In later updates, Apple can push such social integrations deeper into its services and enable users to communicate, share, and do pretty much everything else they’d do on platforms such as Facebook without ever leaving Apple’s territory. Imagine a social feed-like widget on your iPhone that shows updates from the contacts you actively stay in touch with, such as what games they have been playing on Arcade, and pictures and videos they shared on iMessage from a recent trip they took.
Social network leaders like Zuckerberg, whose ad-based empire is in trouble due to Apple’s latest privacy tools, anticipated this. “iMessage is a key linchpin of their ecosystem,” he said in Facebook’s fourth-quarter earnings call earlier this year. “It comes pre-installed on every iPhone and they reference it with private APIs and permissions.”
This isn’t Apple’s first stab at social networking, either.

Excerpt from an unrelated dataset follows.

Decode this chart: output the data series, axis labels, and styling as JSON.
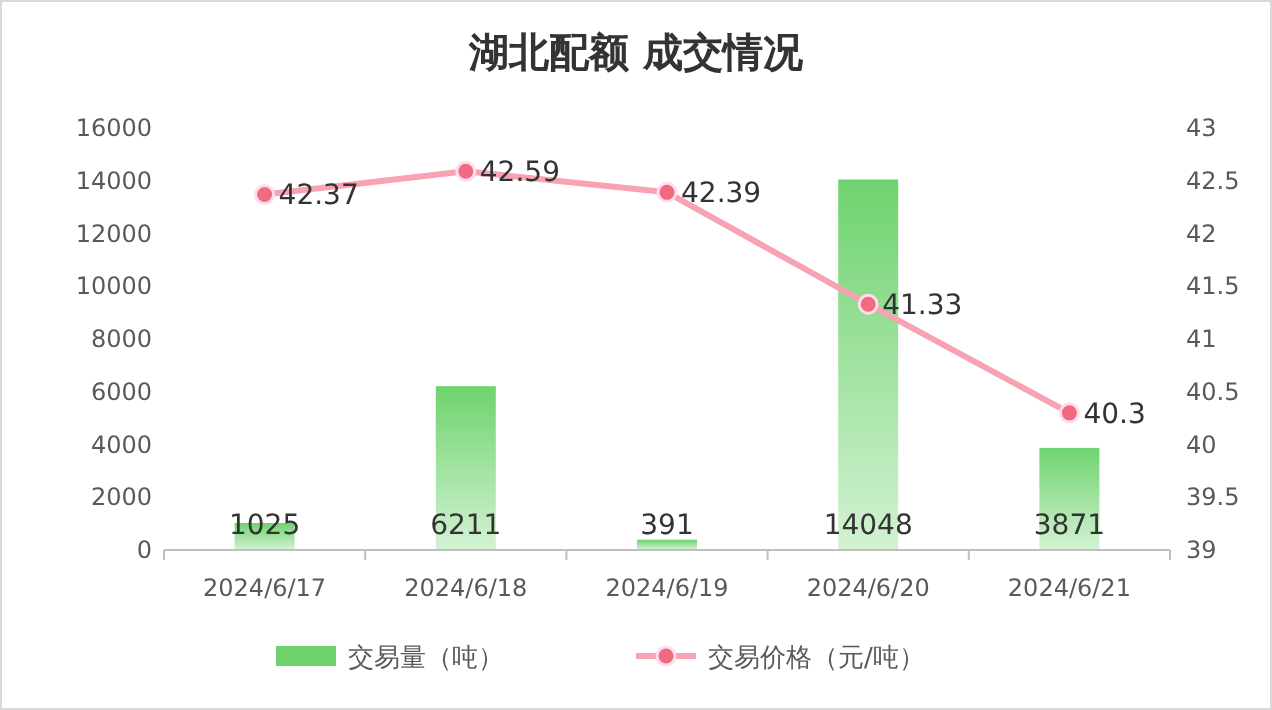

A decade ago, it released “iPing,” a music-oriented social platform where iTunes users could share what they were listening to, their thoughts and opinions, and follow artists as well as friends.
But in 2010, only three years after the first iPhone was launched, Apple didn’t have the technology nor the diverse ecosystem of entertainment apps that it offers today. Now, with over a billion active iPhones and widely used instant messaging communication services, it’s better equipped to build a social network for its most dedicated customers.
And make no mistake, it likely has no plans or reason to go cross-platform. Bringing FaceTime to the web is just enough of a tease to pull in Android or Windows users — whose family or friend circle may already be sharing and communicating via these new iOS social features — to the Apple ecosystem.
Apple’s plan to engineer more social elements into its apps also aligns well with its push toward ramping up revenue from services. Over time, once Apple users grow accustomed to socializing inside these exclusive apps, they’d be more willing to continue investing in platforms like Apple TV+ or even upgrading to the Apple One bundle which gets you access to all of Apple’s services in one subscription.
More people are buying iPhones than ever and an exclusive social network could be Apple’s ultimate trick to keep these buyers from leaving the walled garden. It’s hard to predict how extensive the company’s social platform will shape up to be, but if it does end up going all the way in, it will be close to impossible for competing social networks to encroach on its user base thanks to Apple’s unrivaled vertical integration.
Apple will be in charge of the social network, the software it runs on, and the hardware that powers that software.